Especially in light of the Sandoz announcement, Canada's anesthesiologists believe it's important to do better. The CAS is undertaking its own survey of members across Canada to gain a clearer sense of the prevalence of medication shortages, and of the impacts these shortages are having on patient care.
"As the results of this survey become available, we will of course share them with your Department, other levels of government and other parts of the health services system."
"The real key to addressing these challenges is co-ordinated action by governments across Canada, with strong federal leadership."
In its letter, the CAS told the federal Minister "We're asking you to provide that leadership."
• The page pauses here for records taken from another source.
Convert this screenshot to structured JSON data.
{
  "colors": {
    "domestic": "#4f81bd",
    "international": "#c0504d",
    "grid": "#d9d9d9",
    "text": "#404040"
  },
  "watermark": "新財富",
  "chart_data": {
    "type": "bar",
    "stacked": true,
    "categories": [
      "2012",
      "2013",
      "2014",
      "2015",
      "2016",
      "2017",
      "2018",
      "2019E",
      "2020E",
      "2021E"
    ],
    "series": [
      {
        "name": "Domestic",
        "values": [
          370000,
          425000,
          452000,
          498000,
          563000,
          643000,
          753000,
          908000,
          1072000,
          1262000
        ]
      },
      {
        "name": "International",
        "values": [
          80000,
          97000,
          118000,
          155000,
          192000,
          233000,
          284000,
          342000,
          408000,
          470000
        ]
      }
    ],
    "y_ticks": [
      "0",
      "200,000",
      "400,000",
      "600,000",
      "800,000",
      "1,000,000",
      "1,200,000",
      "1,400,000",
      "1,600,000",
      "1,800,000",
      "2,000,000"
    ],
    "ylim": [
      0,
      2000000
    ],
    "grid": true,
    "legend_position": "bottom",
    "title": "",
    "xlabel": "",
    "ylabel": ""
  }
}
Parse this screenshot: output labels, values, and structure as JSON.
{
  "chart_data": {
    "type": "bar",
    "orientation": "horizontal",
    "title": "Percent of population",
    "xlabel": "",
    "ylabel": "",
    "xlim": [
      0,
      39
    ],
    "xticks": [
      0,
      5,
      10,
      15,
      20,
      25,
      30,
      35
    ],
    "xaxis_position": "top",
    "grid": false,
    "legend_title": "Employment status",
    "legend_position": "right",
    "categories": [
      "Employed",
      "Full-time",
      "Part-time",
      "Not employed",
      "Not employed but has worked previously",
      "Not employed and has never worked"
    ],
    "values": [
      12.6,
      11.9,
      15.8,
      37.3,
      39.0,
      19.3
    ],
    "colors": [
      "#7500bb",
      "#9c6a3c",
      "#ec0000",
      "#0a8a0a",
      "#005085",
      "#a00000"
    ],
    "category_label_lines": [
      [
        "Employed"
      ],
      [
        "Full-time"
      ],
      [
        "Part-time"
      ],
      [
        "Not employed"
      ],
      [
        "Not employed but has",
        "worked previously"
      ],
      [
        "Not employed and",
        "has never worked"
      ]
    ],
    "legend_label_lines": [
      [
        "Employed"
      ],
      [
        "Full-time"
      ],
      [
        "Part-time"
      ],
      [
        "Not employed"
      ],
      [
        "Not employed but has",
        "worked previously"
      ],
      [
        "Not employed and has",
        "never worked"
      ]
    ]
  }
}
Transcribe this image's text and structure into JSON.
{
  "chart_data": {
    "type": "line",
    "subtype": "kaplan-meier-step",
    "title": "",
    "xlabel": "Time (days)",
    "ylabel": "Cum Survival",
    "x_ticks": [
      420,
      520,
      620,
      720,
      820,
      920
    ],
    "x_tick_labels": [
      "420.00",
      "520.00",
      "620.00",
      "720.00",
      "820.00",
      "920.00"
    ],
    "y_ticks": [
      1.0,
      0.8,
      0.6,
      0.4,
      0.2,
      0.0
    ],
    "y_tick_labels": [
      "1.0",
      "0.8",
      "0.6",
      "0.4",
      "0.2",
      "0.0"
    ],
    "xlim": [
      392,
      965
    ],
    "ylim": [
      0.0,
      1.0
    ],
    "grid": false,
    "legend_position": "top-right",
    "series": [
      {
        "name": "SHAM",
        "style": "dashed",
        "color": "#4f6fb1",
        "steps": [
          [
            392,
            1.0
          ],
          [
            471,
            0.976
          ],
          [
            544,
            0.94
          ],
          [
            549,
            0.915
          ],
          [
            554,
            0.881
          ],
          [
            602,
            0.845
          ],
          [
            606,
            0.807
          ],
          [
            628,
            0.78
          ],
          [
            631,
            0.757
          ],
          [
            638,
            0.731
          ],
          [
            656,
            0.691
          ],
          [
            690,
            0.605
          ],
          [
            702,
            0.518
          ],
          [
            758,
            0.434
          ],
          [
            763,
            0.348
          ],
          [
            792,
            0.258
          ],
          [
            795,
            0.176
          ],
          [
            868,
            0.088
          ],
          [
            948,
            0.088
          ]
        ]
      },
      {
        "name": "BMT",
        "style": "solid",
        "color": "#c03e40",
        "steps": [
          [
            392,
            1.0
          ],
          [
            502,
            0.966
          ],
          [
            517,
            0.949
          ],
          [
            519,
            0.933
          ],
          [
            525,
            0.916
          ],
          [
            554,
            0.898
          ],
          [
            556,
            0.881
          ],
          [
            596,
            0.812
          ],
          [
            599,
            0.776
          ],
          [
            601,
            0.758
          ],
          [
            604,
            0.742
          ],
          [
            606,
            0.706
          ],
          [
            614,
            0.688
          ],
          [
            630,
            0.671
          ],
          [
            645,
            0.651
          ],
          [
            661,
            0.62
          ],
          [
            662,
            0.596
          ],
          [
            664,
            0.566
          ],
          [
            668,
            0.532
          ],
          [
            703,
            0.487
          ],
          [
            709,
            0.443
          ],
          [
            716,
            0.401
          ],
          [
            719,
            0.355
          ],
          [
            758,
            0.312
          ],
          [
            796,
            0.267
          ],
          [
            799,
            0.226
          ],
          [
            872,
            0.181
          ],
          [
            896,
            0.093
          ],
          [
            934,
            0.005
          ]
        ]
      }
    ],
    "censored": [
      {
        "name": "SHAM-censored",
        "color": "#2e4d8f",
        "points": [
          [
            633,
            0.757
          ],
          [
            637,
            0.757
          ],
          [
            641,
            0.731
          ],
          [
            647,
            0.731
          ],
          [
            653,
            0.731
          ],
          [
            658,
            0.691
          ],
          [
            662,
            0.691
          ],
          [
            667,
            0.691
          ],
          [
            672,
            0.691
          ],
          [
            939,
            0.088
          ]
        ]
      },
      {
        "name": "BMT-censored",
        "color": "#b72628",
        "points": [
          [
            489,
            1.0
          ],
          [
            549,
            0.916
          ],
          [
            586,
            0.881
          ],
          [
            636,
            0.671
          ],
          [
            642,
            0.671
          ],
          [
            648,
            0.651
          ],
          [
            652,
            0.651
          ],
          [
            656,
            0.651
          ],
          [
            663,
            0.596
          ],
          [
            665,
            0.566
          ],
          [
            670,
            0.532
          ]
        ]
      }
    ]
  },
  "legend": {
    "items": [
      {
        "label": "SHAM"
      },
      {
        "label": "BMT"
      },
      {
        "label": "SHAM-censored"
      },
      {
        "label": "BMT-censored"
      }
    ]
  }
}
The CAS also wrote to Provincial Governments across Canada, asking that "they join us in urging the federal authority to show leadership in this critical area of patient health by:
- Moving immediately to co-ordinate a Canada-wide assessment of supply adequacy of all medications; and
- Co-ordinating nationwide action to develop effective responses to the Sandoz plant closing which will affect supply for nearly 200 different essential medications; and
- Developing best-practice solutions to the management of any shortages of these specific medications; and
- Developing a National effort to identify medications whose shortage would produce great hardship and possibly danger for Canadian patients, together with strategies to identify and respond to such shortages when and as they may arise.
For Anesthesiologists, these drug shortages are a fundamental threat to the quality of health care in Canada.
Dr. Chisholm makes it clear. "The quality of health care - and of the health services experience for millions of Canadians every year - depends on the capacity for anesthesia to contain and limit pain and suffering. That's our role in the medical process.
"And these shortages jeopardize that for all Canadians."
So, while congratulating the federal Minister "for the steps your Department has already taken to begin addressing these issues", the CAS letter asked "for your urgent response to these very real patient safety, patient comfort, and health care quality concerns."